Per 1 januari 2025 worden de eisen voor het Beter Leven-keurmerk in de varkenshouderij aanzienlijk aangescherpt, de grootste verandering sinds de start in 2011. Een nieuwe vereiste is dat het daglicht doorlatend oppervlak in muren minimaal 2 procent van het vloeroppervlak moet zijn. Tevens gelden er minimale groepsgroottes van 20 dieren voor dragende zeugen en vleesvarkens. Voor bedrijven waar dit niet haalbaar is, treedt een hogere oppervlakte-eis per dier in werking. Daarnaast zijn voerligboxen met uitloop niet meer toegestaan voor dragende zeugen.

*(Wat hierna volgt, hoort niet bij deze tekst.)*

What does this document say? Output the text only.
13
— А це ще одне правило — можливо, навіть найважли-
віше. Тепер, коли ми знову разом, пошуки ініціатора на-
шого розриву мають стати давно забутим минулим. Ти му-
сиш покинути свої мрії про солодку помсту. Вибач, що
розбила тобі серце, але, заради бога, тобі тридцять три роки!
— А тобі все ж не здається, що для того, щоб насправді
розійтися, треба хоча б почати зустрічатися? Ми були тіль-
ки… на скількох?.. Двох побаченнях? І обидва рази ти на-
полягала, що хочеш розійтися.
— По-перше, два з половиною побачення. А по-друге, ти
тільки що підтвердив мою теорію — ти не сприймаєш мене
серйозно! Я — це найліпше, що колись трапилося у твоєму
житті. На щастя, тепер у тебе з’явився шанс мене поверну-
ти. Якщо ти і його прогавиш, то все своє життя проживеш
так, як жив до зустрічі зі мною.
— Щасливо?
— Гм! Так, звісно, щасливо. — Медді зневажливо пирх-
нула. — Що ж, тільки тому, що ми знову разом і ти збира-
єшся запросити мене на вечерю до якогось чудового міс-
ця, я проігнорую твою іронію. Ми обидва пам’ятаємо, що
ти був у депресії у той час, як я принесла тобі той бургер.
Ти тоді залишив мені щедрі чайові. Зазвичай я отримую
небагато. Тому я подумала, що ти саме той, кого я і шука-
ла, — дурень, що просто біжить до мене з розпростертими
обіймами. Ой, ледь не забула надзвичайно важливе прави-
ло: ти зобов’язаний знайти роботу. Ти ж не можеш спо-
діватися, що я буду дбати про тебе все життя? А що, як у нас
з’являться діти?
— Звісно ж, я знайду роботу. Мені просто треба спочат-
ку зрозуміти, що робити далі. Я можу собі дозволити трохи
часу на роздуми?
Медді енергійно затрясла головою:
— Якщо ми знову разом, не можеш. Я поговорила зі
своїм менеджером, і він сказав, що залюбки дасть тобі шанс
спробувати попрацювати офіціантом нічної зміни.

DLV Advies heeft offertes van varkensbedrijven beoordeeld en ook zelf berekeningen gemaakt van de investeringen die de aanpassingen vergen. Voor een gesloten bedrijf met 500 zeugen kan het gaan om circa 300.000 euro. Omdat er geen contracten zijn voor afname langer dan 5 jaar, moet de investering in die periode worden terugverdiend. In de berekening wordt ook rekening gehouden met extra arbeid en druk op de resultaten bij dragende zeugen. De benodigde investering kan mede daardoor een kostprijsverhoging van 6,5 cent tot 10 cent per kilo vlees betekenen. DLV Advies waarschuwt dat de toekomst van het Beter Leven-keurmerk op het spel staat en pleit voor een geleidelijke invoering van de aanpassingen.
DLV Advies stelt een overgangstermijn voor aan deelnemende varkenshouders, waardoor aanpassingen pas bij renovatie of nieuwbouw verplicht zijn. Een alternatief is het invoeren van een ‘cafetariamodel’, waarbij varkenshouders punten kunnen scoren voor verschillende onderdelen, vergelijkbaar met de Maatlat Duurzame Veehouderij. Hiermee kan rekening worden gehouden met de diverse kenmerken van bedrijven, stallen en financiële mogelijkheden van ondernemers.
DLV Advies waarschuwt dat zonder passende maatregelen veel varkenshouders kunnen afhaken, wat de toekomst van Beter Leven in gevaar brengt.